Because one thing I know from writing for a bunch of licensed properties is that the licensers are very bitchy about things being created. There's a REASON that MERP set many of its adventures over a thousand years before the events of LotR: the Tolkien estate didn't want them creating contemporaneous stuff. Writing for DC Heroes was another bitch and a half: DC didn't want us creating ANY setting detail for the LSH Sourcebook, which is a bit of a laugh, given that the series has been rebooted seven times since we wrote it.
 
This is why I won't run Star Wars, tbh.
Any time I run Star Wars I straight up tell people I run my canon and things in no way are guaranteed to go the way they did in the movies/books/comics/games/etc.

If they can't, then fuck them.

(The game I've wanted to run the longest was Post-KotOR2, but completely pretending that the MMO never happened (I really really hate how the MMO "concluded" the things going on in the first two games). Also the Revan and Exile are my Revan and Exile, not necessarily the "canon" ones).
 
Hey, I finally read the whole article, and I don't really think this is at all about novels or canon-lawyers at the game table.

Instead, I think this whole thing is really just a variant of Gygax's old "OFFICIAL AD&D" rants. A key point of this is the statement that "nothing since the 2014 launch of D&D 5e is canon. If it hasn't appeared in (one of WotC's) books since 2014 then it isn't canon." I'm paraphrasing a bit there, but read down through the article and you'll see what I'm referencing.

This is basically a statement against third party support. Kind of like, "we're not responsible for damage to your Atari 2600 if you choose to use bootleg games like those created by Activision on it." And don't let players force you to bring that stuff into the game. Only OFFICIAL AD&D PRODUCTS are supported.
 
My impression is that WotC has little interest in being in the fiction business. Since 5e launched they've only put out novels by Greenwood, Salvatore and Erin Evans. Comparatively a handful.

This seems less a decision from suits and more one from the designers who don't want to deal with the crushing level of lore the FR and DL have accumulated.

Rather than cutting Hickman out, who they already brought in to consult on Curse of Strahd, seems more likely this is a clearing of the deck before they reboot DL.
 
I'm going to proffer a different reasons why all of this is happening. Most of the more offensive content predates 5e. If you officially drop all of that from canon you're cutting a whole lot of problems off your plate.
 
I'm going to proffer a different reasons why all of this is happening. Most of the more offensive content predates 5e. If you officially drop all of that from canon you're cutting a whole lot of problems off your plate.
I see this as numerous things; wanting to get TSR products off their site after the recent issues, pulling a Disney where they don't want to pay old authors anything deemed problematic to the new audience, & not getting into any more entanglements similar to the Weiss/Hickman issue. Even though I don't agree w/how Disney did it, I see why they did and WotC is as well.
In the end my 87 Grey Box says, "...Who gives a +^@#?" But he's rude like that.

That being said; I am usually the most Star Wars Legends versed in any SW group I've been in and constantly had to hide my 'hmm' when something didn't follow the lore. My biggist issues were creating a small character backstory with a little easter egg that GMs had to look up for reference.
 
I'm going to proffer a different reasons why all of this is happening. Most of the more offensive content predates 5e. If you officially drop all of that from canon you're cutting a whole lot of problems off your plate.

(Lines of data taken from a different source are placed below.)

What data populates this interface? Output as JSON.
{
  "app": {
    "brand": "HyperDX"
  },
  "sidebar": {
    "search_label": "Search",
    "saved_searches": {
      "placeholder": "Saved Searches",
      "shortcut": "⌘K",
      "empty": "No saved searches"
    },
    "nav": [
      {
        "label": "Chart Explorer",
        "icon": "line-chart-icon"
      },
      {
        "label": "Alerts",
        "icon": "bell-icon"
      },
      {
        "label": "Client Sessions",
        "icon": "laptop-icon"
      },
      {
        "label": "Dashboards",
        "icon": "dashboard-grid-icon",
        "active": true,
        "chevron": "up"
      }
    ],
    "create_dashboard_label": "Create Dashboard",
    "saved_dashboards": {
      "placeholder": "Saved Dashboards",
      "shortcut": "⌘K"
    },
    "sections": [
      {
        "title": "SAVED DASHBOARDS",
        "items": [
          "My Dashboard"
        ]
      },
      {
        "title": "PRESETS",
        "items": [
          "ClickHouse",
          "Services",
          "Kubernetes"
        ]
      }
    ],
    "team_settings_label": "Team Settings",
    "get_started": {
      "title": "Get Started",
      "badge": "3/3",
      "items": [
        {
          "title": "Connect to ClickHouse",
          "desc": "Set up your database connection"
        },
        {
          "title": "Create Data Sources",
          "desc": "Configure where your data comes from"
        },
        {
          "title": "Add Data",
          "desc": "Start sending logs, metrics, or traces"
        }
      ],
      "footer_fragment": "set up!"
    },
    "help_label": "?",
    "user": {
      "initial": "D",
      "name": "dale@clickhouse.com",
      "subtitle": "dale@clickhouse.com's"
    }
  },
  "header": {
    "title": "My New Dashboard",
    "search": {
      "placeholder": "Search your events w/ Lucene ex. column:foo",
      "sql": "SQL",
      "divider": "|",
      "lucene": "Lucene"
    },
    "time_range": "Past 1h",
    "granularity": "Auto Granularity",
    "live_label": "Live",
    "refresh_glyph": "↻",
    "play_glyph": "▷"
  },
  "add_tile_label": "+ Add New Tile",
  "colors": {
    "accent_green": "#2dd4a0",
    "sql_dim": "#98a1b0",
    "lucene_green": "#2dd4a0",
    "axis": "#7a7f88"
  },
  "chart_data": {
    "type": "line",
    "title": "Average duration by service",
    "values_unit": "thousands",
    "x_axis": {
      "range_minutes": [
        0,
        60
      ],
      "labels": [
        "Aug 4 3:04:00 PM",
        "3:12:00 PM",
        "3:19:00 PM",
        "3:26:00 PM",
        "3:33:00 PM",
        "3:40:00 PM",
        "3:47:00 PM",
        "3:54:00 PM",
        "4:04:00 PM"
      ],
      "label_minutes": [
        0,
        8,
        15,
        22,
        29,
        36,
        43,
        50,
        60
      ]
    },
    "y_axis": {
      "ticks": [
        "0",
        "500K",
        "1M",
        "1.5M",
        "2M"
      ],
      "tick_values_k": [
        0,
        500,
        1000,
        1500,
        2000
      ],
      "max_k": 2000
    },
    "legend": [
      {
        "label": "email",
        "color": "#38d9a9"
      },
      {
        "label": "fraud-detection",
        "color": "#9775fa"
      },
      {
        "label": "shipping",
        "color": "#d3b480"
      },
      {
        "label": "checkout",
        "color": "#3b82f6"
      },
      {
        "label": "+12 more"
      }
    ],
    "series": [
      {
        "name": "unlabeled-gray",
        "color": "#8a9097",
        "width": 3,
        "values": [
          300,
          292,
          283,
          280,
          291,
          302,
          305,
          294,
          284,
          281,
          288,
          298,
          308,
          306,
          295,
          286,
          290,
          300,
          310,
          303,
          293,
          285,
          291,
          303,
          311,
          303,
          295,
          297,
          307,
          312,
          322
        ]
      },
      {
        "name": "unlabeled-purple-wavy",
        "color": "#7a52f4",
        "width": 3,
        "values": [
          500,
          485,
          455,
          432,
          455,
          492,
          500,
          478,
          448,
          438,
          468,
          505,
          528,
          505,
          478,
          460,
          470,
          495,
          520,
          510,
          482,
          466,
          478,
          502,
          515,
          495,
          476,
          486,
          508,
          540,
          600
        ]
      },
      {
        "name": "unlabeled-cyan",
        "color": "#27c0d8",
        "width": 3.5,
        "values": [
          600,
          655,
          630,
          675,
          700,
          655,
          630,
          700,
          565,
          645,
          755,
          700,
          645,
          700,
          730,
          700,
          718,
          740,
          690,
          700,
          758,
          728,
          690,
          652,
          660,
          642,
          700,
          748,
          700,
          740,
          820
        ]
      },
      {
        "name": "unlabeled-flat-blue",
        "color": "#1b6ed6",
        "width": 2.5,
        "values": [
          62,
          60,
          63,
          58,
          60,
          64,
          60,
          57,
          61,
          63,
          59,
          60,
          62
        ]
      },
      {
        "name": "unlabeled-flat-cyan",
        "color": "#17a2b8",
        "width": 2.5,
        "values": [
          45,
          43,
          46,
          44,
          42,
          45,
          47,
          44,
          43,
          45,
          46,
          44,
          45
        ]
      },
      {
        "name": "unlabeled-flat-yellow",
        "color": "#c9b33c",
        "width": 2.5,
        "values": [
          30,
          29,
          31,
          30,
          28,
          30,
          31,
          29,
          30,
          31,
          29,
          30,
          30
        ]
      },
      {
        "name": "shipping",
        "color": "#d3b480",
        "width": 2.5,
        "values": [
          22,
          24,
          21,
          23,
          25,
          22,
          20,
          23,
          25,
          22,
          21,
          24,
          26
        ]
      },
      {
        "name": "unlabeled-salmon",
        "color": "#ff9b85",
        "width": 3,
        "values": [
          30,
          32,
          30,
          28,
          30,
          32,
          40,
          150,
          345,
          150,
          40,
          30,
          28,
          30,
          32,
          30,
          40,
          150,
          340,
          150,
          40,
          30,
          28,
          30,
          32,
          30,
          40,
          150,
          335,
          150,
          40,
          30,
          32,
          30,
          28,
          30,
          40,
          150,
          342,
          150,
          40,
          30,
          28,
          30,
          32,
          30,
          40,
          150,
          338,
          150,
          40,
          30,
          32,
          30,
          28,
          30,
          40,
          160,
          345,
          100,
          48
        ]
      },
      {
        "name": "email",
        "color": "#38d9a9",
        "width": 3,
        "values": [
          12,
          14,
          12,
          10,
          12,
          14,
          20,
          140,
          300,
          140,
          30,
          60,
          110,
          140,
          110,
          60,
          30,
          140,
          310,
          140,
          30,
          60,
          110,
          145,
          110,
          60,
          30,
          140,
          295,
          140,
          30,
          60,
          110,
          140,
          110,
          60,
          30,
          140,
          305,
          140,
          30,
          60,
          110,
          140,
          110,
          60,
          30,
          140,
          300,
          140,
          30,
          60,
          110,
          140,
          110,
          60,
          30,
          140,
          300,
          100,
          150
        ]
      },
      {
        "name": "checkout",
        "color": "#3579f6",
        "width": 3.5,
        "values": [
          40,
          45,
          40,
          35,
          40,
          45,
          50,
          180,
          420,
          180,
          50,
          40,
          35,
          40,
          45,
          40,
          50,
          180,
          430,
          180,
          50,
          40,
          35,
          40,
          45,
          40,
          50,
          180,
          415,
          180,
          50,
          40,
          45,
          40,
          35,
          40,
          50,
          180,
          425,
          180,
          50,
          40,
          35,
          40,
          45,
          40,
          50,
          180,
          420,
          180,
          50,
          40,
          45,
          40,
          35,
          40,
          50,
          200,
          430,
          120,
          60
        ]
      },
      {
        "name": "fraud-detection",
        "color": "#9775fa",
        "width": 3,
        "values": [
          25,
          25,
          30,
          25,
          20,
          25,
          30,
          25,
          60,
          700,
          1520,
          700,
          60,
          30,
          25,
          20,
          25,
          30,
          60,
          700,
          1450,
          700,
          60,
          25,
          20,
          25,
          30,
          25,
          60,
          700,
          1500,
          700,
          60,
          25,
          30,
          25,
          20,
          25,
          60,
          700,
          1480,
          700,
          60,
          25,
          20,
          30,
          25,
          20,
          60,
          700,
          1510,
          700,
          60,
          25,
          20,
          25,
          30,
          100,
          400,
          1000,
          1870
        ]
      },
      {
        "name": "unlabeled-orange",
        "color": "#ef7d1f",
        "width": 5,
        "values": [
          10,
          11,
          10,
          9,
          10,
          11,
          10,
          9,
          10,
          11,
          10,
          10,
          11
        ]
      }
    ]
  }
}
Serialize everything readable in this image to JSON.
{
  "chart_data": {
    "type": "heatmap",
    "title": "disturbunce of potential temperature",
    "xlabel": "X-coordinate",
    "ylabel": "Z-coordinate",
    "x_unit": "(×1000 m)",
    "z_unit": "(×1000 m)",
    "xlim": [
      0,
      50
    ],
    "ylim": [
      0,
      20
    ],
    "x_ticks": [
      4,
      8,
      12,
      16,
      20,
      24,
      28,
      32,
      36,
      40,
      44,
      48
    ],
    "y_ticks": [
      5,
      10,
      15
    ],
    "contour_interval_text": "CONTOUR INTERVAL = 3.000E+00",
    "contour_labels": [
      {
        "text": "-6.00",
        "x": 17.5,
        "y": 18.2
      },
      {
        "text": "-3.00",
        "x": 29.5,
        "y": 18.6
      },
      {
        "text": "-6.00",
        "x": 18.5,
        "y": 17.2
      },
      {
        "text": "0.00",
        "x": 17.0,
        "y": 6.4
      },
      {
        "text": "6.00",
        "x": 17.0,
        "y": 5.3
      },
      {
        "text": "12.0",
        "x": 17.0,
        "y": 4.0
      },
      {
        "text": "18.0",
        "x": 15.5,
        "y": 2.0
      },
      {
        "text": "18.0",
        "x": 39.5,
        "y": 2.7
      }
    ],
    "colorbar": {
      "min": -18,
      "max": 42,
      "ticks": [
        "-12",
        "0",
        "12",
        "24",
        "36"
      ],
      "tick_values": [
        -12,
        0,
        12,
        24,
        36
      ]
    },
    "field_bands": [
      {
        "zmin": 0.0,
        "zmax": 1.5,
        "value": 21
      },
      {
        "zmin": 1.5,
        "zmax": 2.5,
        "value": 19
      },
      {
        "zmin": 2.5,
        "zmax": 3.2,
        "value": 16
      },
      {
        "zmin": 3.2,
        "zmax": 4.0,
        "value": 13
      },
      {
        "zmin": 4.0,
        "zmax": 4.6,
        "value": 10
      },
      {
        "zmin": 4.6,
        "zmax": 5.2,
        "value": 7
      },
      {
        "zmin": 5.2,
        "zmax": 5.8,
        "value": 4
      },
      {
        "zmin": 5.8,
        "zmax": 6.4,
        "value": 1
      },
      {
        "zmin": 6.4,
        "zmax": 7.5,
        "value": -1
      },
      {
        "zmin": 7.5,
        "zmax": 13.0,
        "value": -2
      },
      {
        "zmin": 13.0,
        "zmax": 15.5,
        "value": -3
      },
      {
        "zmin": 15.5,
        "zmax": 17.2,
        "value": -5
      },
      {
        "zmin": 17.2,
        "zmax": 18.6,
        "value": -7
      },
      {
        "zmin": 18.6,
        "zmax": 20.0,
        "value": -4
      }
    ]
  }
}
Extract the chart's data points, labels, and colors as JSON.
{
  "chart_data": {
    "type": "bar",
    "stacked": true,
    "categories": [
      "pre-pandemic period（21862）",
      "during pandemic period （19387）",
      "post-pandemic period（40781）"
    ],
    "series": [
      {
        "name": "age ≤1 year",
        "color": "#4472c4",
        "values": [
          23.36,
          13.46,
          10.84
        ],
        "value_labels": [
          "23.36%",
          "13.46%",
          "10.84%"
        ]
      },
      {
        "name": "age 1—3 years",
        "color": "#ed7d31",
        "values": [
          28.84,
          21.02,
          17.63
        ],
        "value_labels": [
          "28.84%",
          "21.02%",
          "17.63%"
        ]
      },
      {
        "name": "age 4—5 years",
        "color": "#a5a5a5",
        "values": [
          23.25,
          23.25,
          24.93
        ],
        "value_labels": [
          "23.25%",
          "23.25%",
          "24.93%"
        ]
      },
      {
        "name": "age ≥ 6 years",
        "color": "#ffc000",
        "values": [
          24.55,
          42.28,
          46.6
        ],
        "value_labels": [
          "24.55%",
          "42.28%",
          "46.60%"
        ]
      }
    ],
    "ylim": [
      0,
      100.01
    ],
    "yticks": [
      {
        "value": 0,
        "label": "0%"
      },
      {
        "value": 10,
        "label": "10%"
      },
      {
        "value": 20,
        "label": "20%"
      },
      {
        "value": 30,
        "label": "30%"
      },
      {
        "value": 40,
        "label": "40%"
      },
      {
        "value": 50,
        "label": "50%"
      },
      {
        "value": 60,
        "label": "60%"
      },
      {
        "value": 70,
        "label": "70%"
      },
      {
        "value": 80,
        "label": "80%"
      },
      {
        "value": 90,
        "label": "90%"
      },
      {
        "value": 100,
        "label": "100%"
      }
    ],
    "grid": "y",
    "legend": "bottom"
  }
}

Possible but with no real evidence to back it up, I think that is assuming Hasbro suits pay attention to some minor Twitter drama to a far greater degree than they do.

The minor changes to the ruleset and settings that get some worked up online are far more likely to be getting pushed by the younger creatives on the team than the suits who are more likely focused on returns and probably have to be roughly corralled to pay attention to these kind of details.